Artist: Hank Mobley
Genre: Hard Bop
Released in 1960, Soul Station is the crown jewel of tenor saxophonist Hank Mobley’s underrated discography. Possessing a warm, relaxed and laidback tone, Mobley wasn’t perceived as innovative as contemporaries like John Coltrane or Sonny Rollins, nor did he receive the high acclaim. Nevertheless, it’d be foolish to ignore his place in jazz history.
Having scraped shoulders with legends such as Dizzy Gillespie, Max Roach and Art Blakey throughout the majority of the 1950s, Mobley found himself at the forefront of the original hard bop movement. However, heroin addiction and having to live in the shadows of more famous modernist musicians led to Mobley being a hard-to-market commodity for his many record labels.
Soul Station (featuring Art Blakey, Wynton Kelly and Paul Chambers) was a bit of a breakthrough. Not often is hard bop music equated with easy listening, but that is exactly what Mobley’s well-rounded melodies convey. “This I Dig of You” and “Dig Dis” — two Mobley originals — are perfect examples of his carefree style.

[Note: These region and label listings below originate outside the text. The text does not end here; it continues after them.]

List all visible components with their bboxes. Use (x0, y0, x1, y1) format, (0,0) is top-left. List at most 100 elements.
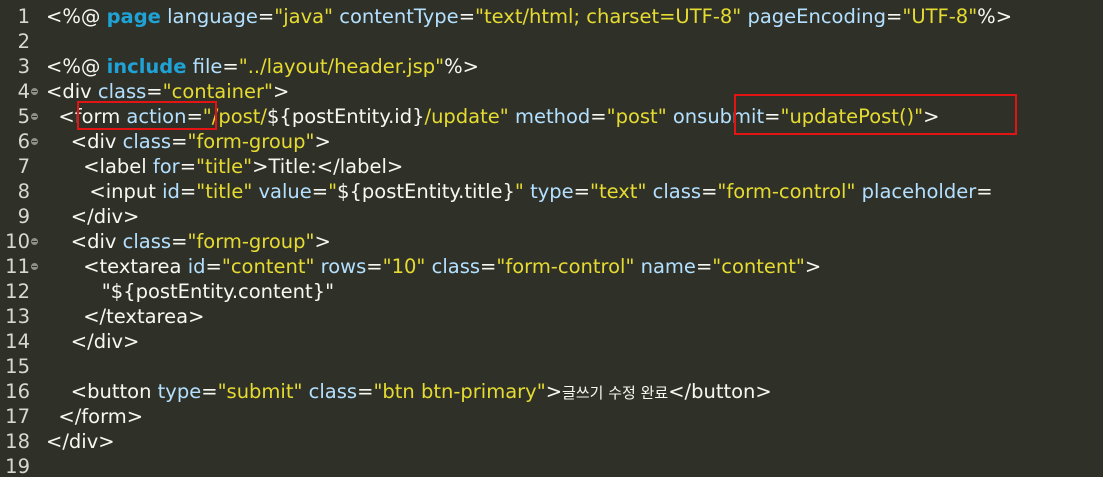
code-line[interactable]: 3 <%@ include file="../layout/header.jsp"… (0, 54, 1103, 79)
code-token: contentType (339, 5, 459, 28)
code-editor[interactable]: 1 <%@ page language="java" contentType="t… (0, 0, 1103, 477)
code-token: = (573, 180, 590, 203)
code-token: "updatePost()" (780, 105, 924, 128)
line-number: 8 (17, 180, 30, 203)
code-token: = (357, 380, 374, 403)
fold-toggle-icon[interactable] (31, 263, 38, 270)
code-token: "content" (221, 255, 315, 278)
fold-toggle-icon[interactable] (31, 138, 38, 145)
fold-toggle-icon[interactable] (31, 88, 38, 95)
code-token: <button (46, 380, 158, 403)
code-token: "btn btn-primary" (373, 380, 546, 403)
code-token: > (545, 380, 563, 403)
code-token: = (590, 105, 607, 128)
code-line[interactable]: 2 (0, 29, 1103, 54)
code-token: 글쓰기 수정 완료 (562, 384, 669, 402)
code-token: "container" (162, 80, 273, 103)
code-token: class (122, 130, 172, 153)
code-token: = (701, 180, 718, 203)
code-token: page (106, 5, 161, 28)
line-number: 3 (17, 55, 30, 78)
line-number: 15 (5, 355, 30, 378)
code-line[interactable]: 1 <%@ page language="java" contentType="t… (0, 4, 1103, 29)
code-token: "10" (382, 255, 426, 278)
code-text: <div class="form-group"> (46, 129, 331, 154)
code-token: > (272, 80, 290, 103)
code-line[interactable]: 17 </form> (0, 404, 1103, 429)
line-number: 6 (17, 130, 30, 153)
code-token: = (146, 80, 163, 103)
code-token: "text/html; charset=UTF-8" (475, 5, 742, 28)
code-line[interactable]: 15 (0, 354, 1103, 379)
code-text: </div> (46, 204, 140, 229)
code-line[interactable]: 8 <input id="title" value="${postEntity.… (0, 179, 1103, 204)
line-number: 14 (5, 330, 30, 353)
code-token: placeholder (861, 180, 977, 203)
code-token: "post" (606, 105, 667, 128)
code-token: "title" (196, 180, 253, 203)
line-number: 13 (5, 305, 30, 328)
code-token: = (458, 5, 476, 28)
line-number: 11 (5, 255, 30, 278)
code-token: <div (46, 230, 123, 253)
code-text: </div> (46, 429, 115, 454)
line-number: 19 (5, 455, 30, 477)
code-token: = (695, 255, 713, 278)
code-token: file (192, 55, 223, 78)
code-line[interactable]: 7 <label for="title">Title:</label> (0, 154, 1103, 179)
code-token: = (171, 230, 188, 253)
code-line[interactable]: 9 </div> (0, 204, 1103, 229)
code-token: id (187, 255, 206, 278)
code-token: >Title:</label> (252, 155, 404, 178)
code-token: include (106, 55, 187, 78)
code-line[interactable]: 11 <textarea id="content" rows="10" clas… (0, 254, 1103, 279)
code-token: </form> (46, 405, 144, 428)
code-line[interactable]: 14 </div> (0, 329, 1103, 354)
code-token: /update" (424, 105, 509, 128)
fold-toggle-icon[interactable] (31, 238, 38, 245)
line-number: 5 (17, 105, 30, 128)
code-token: <form (46, 105, 127, 128)
code-token: for (152, 155, 180, 178)
code-token: id (162, 180, 180, 203)
code-line[interactable]: 16 <button type="submit" class="btn btn-… (0, 379, 1103, 404)
code-token: method (514, 105, 591, 128)
code-token: = (886, 5, 903, 28)
code-token: "content" (712, 255, 805, 278)
code-token: > (804, 255, 822, 278)
code-token: > (923, 105, 940, 128)
code-token: "java" (274, 5, 334, 28)
code-text: </form> (46, 404, 143, 429)
code-line[interactable]: 13 </textarea> (0, 304, 1103, 329)
code-token: language (167, 5, 258, 28)
code-token: " (514, 180, 524, 203)
code-token: </button> (668, 380, 772, 403)
code-text: <%@ page language="java" contentType="te… (46, 4, 1012, 29)
code-token: action (126, 105, 187, 128)
code-token: = (257, 5, 275, 28)
code-line[interactable]: 5 <form action="/post/${postEntity.id}/u… (0, 104, 1103, 129)
code-line[interactable]: 6 <div class="form-group"> (0, 129, 1103, 154)
code-token: > (314, 230, 331, 253)
code-token: = (201, 380, 218, 403)
code-line[interactable]: 18 </div> (0, 429, 1103, 454)
code-token: <div (46, 130, 123, 153)
code-token: class (652, 180, 702, 203)
code-text: <div class="form-group"> (46, 229, 331, 254)
code-token: </textarea> (46, 305, 205, 328)
code-token: name (640, 255, 696, 278)
code-token: = (480, 255, 497, 278)
code-token: = (179, 155, 197, 178)
code-token: = (186, 105, 203, 128)
fold-toggle-icon[interactable] (31, 113, 38, 120)
code-token: "UTF-8" (902, 5, 978, 28)
code-line[interactable]: 19 (0, 454, 1103, 477)
code-token: "${postEntity.content}" (46, 280, 335, 303)
code-text: <%@ include file="../layout/header.jsp"%… (46, 54, 479, 79)
code-token: </div> (46, 430, 115, 453)
code-token: "form-control" (496, 255, 635, 278)
code-text: <label for="title">Title:</label> (46, 154, 403, 179)
code-line[interactable]: 4 <div class="container"> (0, 79, 1103, 104)
code-line[interactable]: 10 <div class="form-group"> (0, 229, 1103, 254)
code-line[interactable]: 12 "${postEntity.content}" (0, 279, 1103, 304)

Despite maintaining a high level of musicianship throughout his career, Hank Mobley unfortunately never reached these peaks again. Soul Station is his finest recording, and listeners looking to explore his output further would do well to check out Workout, Another Workout and Straight No Filter, along with the rest of his albums from the late-‘50s and early-‘60s.